使用Scrapy.Pipeline将已删除的项目保存到Mongodb时,出现错误

时间:2017-01-10 08:02:09

标签: python mongodb scrapy pymongo

我一直在与Scrapy和Mongodb斗争很长一段时间。我成功抓取了来自http://antispam.imp.ch/spamlist的数据,但是当我完成了Pipeline时,KeyError: 'AntispamItem does not support field: _id'就出现了。   我是Python和Mongodb的新手,似乎我的代码没有错误可以从错误日志中得出结论。我已经尝试过来自Google的所有解决方案..我想在插入mongodb时,会自动生成ID ..但似乎并非如此。

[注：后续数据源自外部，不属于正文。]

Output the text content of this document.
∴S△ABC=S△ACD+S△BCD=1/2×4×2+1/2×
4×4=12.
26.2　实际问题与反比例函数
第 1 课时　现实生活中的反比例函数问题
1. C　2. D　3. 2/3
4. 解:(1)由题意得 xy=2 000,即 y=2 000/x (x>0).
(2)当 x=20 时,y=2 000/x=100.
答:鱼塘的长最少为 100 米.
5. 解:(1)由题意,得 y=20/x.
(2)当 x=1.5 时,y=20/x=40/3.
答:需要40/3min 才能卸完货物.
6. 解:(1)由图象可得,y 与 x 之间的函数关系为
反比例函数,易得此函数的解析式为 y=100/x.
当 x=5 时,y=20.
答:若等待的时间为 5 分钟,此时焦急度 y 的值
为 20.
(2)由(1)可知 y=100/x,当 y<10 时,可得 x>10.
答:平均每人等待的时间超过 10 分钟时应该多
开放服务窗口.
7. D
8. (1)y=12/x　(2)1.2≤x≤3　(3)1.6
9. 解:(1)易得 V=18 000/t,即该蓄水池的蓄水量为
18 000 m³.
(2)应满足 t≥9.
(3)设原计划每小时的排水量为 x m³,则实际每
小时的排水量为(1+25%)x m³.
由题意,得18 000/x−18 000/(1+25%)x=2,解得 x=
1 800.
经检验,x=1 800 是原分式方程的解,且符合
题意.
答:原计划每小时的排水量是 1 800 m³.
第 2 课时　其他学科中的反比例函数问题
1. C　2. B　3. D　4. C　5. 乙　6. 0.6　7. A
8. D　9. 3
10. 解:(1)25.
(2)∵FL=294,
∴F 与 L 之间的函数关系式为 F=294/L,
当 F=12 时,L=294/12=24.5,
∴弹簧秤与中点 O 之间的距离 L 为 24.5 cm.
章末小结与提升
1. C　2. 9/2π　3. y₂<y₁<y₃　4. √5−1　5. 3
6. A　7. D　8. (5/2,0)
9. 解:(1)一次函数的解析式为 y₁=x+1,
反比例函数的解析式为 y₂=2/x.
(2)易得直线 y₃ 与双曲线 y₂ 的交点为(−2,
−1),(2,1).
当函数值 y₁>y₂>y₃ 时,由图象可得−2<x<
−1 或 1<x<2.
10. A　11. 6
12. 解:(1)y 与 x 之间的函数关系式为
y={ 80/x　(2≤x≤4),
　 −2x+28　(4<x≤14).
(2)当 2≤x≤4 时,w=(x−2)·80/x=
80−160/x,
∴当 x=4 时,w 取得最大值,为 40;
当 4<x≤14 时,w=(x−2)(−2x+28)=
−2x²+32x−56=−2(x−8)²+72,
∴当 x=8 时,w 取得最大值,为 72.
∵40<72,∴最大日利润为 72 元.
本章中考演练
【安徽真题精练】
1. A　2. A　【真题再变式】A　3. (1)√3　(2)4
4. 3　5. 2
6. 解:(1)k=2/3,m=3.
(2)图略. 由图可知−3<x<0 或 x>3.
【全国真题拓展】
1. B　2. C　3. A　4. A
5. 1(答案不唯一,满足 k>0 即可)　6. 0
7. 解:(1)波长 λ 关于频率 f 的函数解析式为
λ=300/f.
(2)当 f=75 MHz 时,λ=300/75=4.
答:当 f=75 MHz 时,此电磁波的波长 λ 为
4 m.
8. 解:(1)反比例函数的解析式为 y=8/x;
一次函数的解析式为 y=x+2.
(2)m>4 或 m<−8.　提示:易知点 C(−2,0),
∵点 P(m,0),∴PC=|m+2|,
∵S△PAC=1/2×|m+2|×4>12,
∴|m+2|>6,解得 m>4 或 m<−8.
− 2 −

如果有人能告诉我如何解决这个问题我真的很感激。   以下是Pipelines.py:

import pymongo
from scrapy.conf import settings
class AntispamPipeline(object):
    def __init__(self):
        connection=pymongo.MongoClient('localhost',27017)
        db=connection['threat_ip']
        self.collection=db['data_center_test']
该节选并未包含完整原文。